1 Why use such ancient models? The LLaMA-v1 models were the basis for k-quants development. I-quants were developed using LLaMA-v1, LLaMA-v2 and Mistral-7B. In my experience, if a quantization technique does well on all 3 of these, it is (almost) guaranteed to do well on any other model out there.
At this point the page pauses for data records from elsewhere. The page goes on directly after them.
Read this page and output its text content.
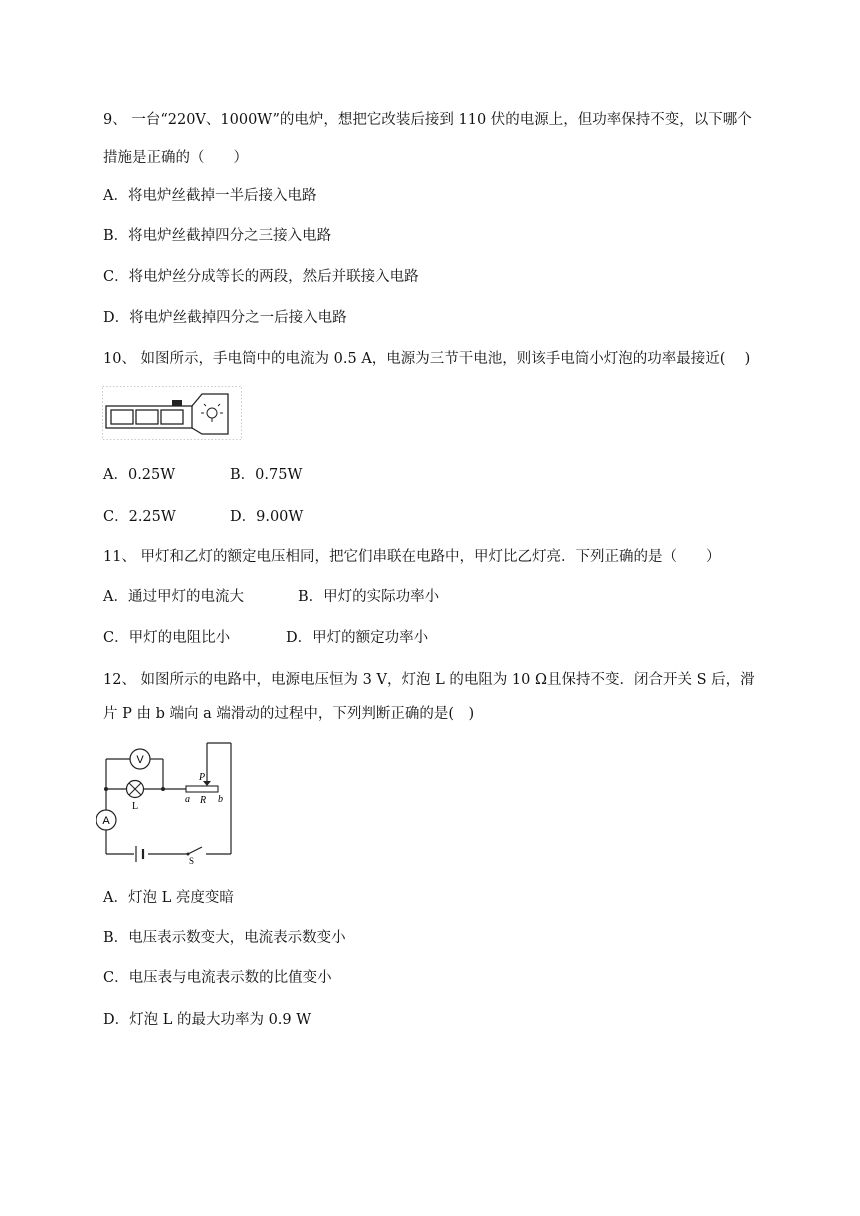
9、 一台“220V、1000W”的电炉，想把它改装后接到 110 伏的电源上，但功率保持不变，以下哪个
措施是正确的（　　）
A．将电炉丝截掉一半后接入电路
B．将电炉丝截掉四分之三接入电路
C．将电炉丝分成等长的两段，然后并联接入电路
D．将电炉丝截掉四分之一后接入电路
10、 如图所示，手电筒中的电流为 0.5 A，电源为三节干电池，则该手电筒小灯泡的功率最接近(　 )
A．0.25W	B．0.75W
C．2.25W	D．9.00W
11、 甲灯和乙灯的额定电压相同，把它们串联在电路中，甲灯比乙灯亮．下列正确的是（　　）
A．通过甲灯的电流大	B．甲灯的实际功率小
C．甲灯的电阻比小	D．甲灯的额定功率小
12、 如图所示的电路中，电源电压恒为 3 V，灯泡 L 的电阻为 10 Ω且保持不变．闭合开关 S 后，滑
片 P 由 b 端向 a 端滑动的过程中，下列判断正确的是(　)
V
L
A
P
a R b
S
A．灯泡 L 亮度变暗
B．电压表示数变大，电流表示数变小
C．电压表与电流表示数的比值变小
D．灯泡 L 的最大功率为 0.9 W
2 I have this model on an old HDD. In this case quantization time is dominated by the time needed to read the data from the HDD. I could have copied the model to the SSD drive, but I think the timing for the other models gives enough indication of the relative performance.


💬 Conversation

👤 saood06 commented the 2025-04-02 at 10:55:25:

and avoid a near catastrophic failure of IQ3_K on DeepSeek-Lite.

Interestingly IQ3_K before this PR was actually worse than Q3_K before #295 for DSL.